土曜日のお楽しみ

 本日の日中は、昨日よりも気温があがったのですが、これから明朝に

かけてまた気温が下がるようであります。22時の気温はマイナス11.7度

で、昨日よりも4度ほど高くなっています。

 寒いので、いつもよりストーブの燃焼目盛りをあげています。それでも

なかなか室温は20度よりあがりません。20度近くもあるのかといわれ

そうでありますが、谷崎潤一郎もいうように、冬の北海道の室温は高いの

であります。

 土曜日はBSで「男はつらいよ」を放送していまして、本日は17作目との

ことです。1977(昭和52)年の作品ということですから、すでに42年も昔

に作られたことになります。これに出演している主だった俳優さんで、現存

している人を見出すのがたいへんになりますが、亡くなってしまった名優

たちが演技を見ることができるのがありがたい。

 本日は宇野重吉太地喜和子岡田嘉子を堪能であります。この映画

が国民的な人気を集めたのがよくわかる一作でした。

 そんなわけで、本日はこの作品の旅先の舞台ともなる兵庫県龍野市に

ゆかりの(もちろん作中で、この町の出身の著名人として紹介されるの

ですが。)詩人、三木露風が竹内勝太郎に発した書簡をのぞいてみること

になりです。(富士正晴さんの労作「竹内勝太郎の形成」に収録されてい

るものからです。)

 三木露風は北海道の渡島当別トラピスト修道院に身を寄せていた

時にも、活発に竹内勝太郎と手紙のやりとりをしていたようです。

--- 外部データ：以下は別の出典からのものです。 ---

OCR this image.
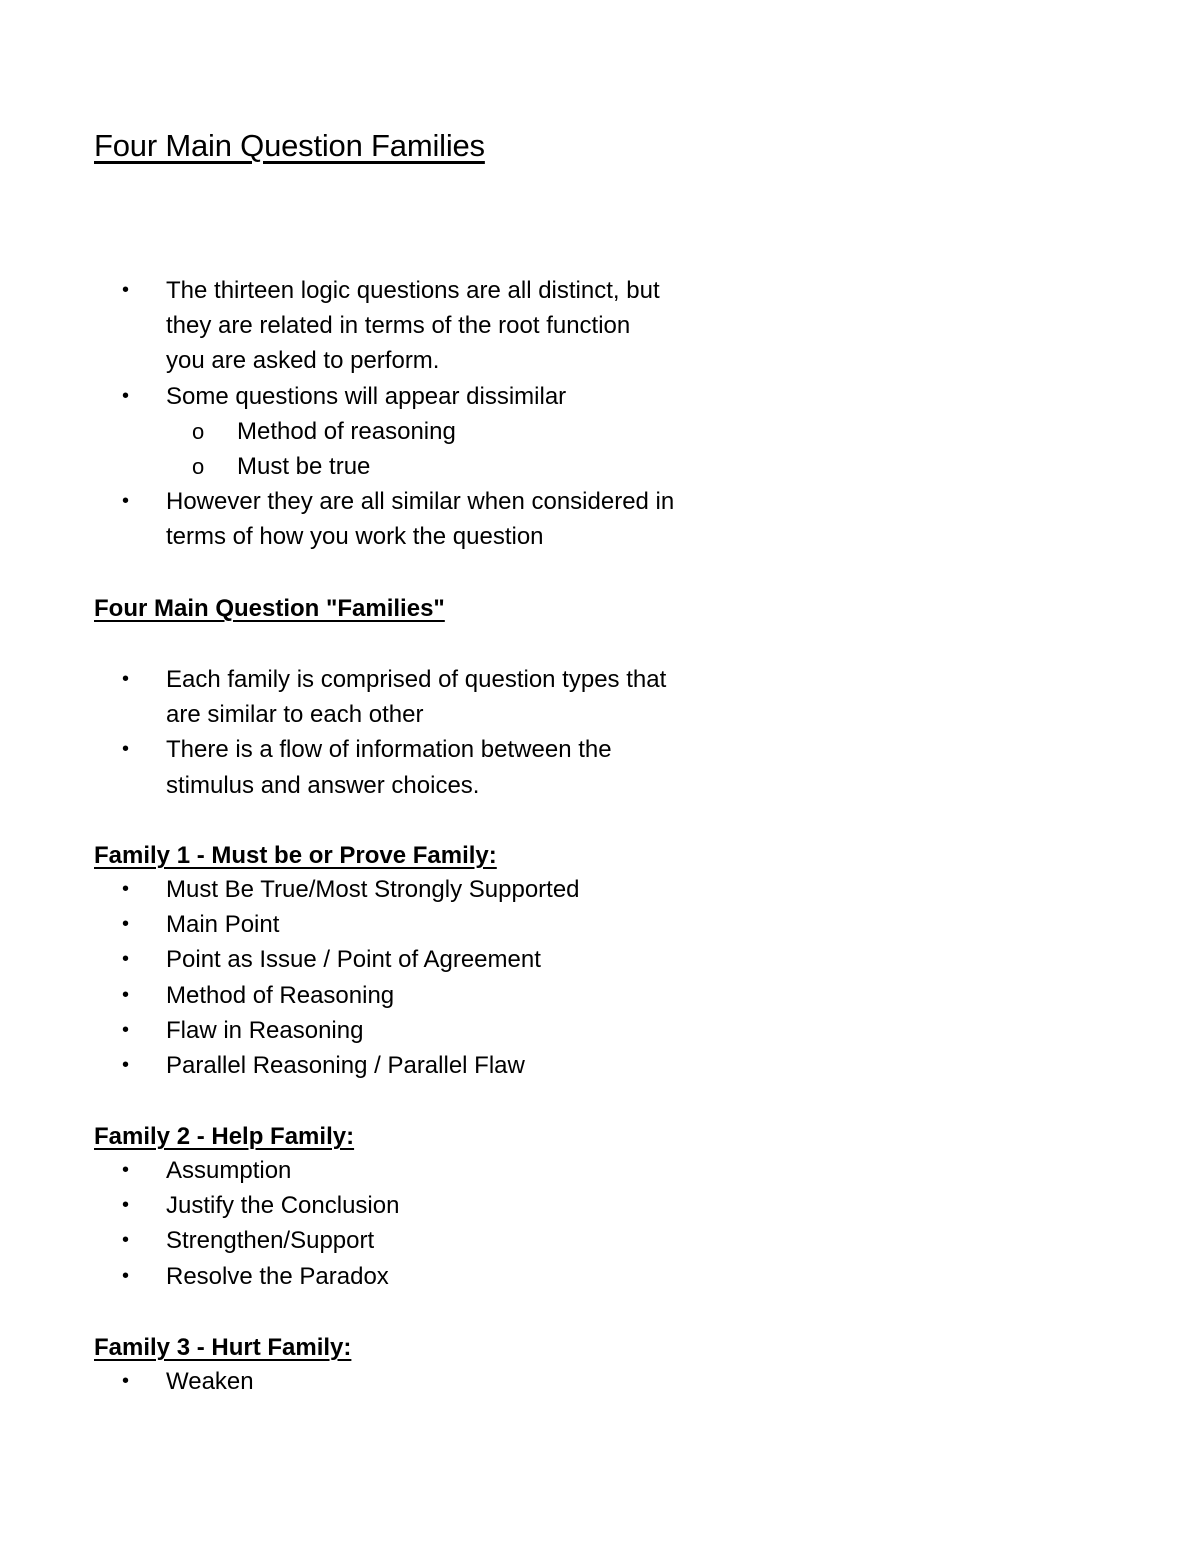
Four Main Question Families
• The thirteen logic questions are all distinct, but
they are related in terms of the root function
you are asked to perform.
• Some questions will appear dissimilar
o Method of reasoning
o Must be true
• However they are all similar when considered in
terms of how you work the question
Four Main Question "Families"
• Each family is comprised of question types that
are similar to each other
• There is a flow of information between the
stimulus and answer choices.
Family 1 - Must be or Prove Family:
• Must Be True/Most Strongly Supported
• Main Point
• Point as Issue / Point of Agreement
• Method of Reasoning
• Flaw in Reasoning
• Parallel Reasoning / Parallel Flaw
Family 2 - Help Family:
• Assumption
• Justify the Conclusion
• Strengthen/Support
• Resolve the Paradox
Family 3 - Hurt Family:
• Weaken
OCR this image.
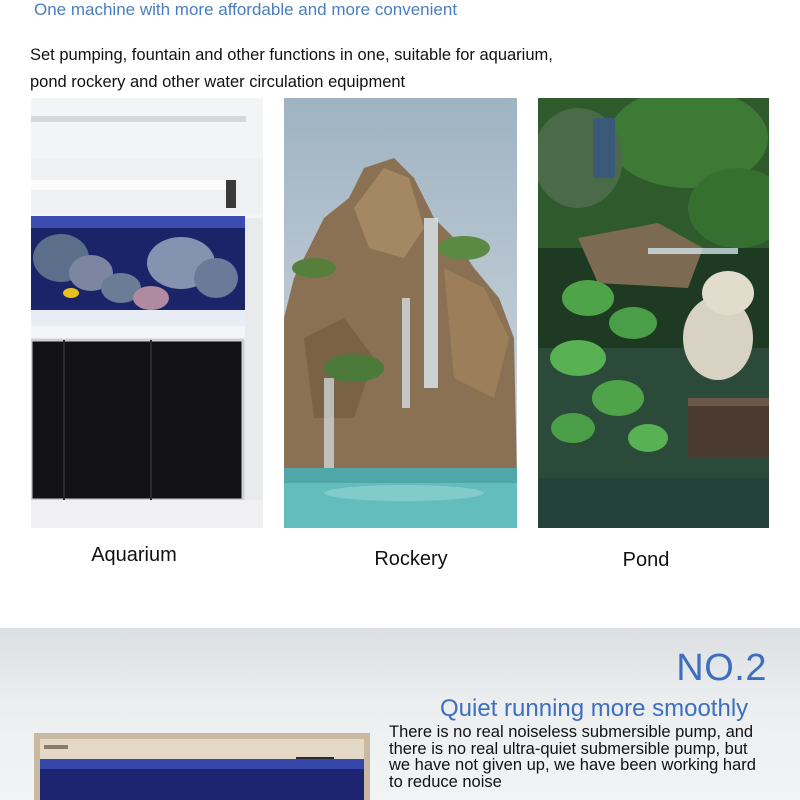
One machine with more affordable and more convenient
Set pumping, fountain and other functions in one, suitable for aquarium, pond rockery and other water circulation equipment
Aquarium	Rockery	Pond
NO.2
Quiet running more smoothly
There is no real noiseless submersible pump, and there is no real ultra-quiet submersible pump, but we have not given up, we have been working hard to reduce noise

この本

は、竹内勝太郎さんに宛てられた書簡をまとめて、それに解説をつけた

もので、これには竹内勝太郎さんが発した書簡は収録されていないと

いう不思議な書簡集(?)であります。

 トラピスト修道院から三木が京都市岡崎の竹内勝太郎にあてた手紙

の一部を引用です。大正10年12月3日の日付のもの。

「何しろ何時も真摯な省観をおこたらない君の態度を喜ばずにはゐられ

ない、こちらは雪がふってゐる、併し寒さはそれほどではない、雪は生活

の思想を純にする。」

 「雪は生活の思想を純にする。」というのは、詩的な表現でありますが、

どのように読めばよろしいでしょうね。12月3日くらいに降る雪であります

し、寒さはそれほどでもないので、積もるほどではなくて、冬の入り口を

強く感じさせる雪となるのでしょうか。生活を純にするではなく、思想を

純にするのですから、これはトラピストで生活しているということを考えあ

わせると、信仰にかかわる思想ということになるのでしょうか。雪に閉じ込

められる季節になると、それまでの屋外での仕事などがなくなって、その

分、祈りに捧げられる時間を多くもつことができるというようなことかな。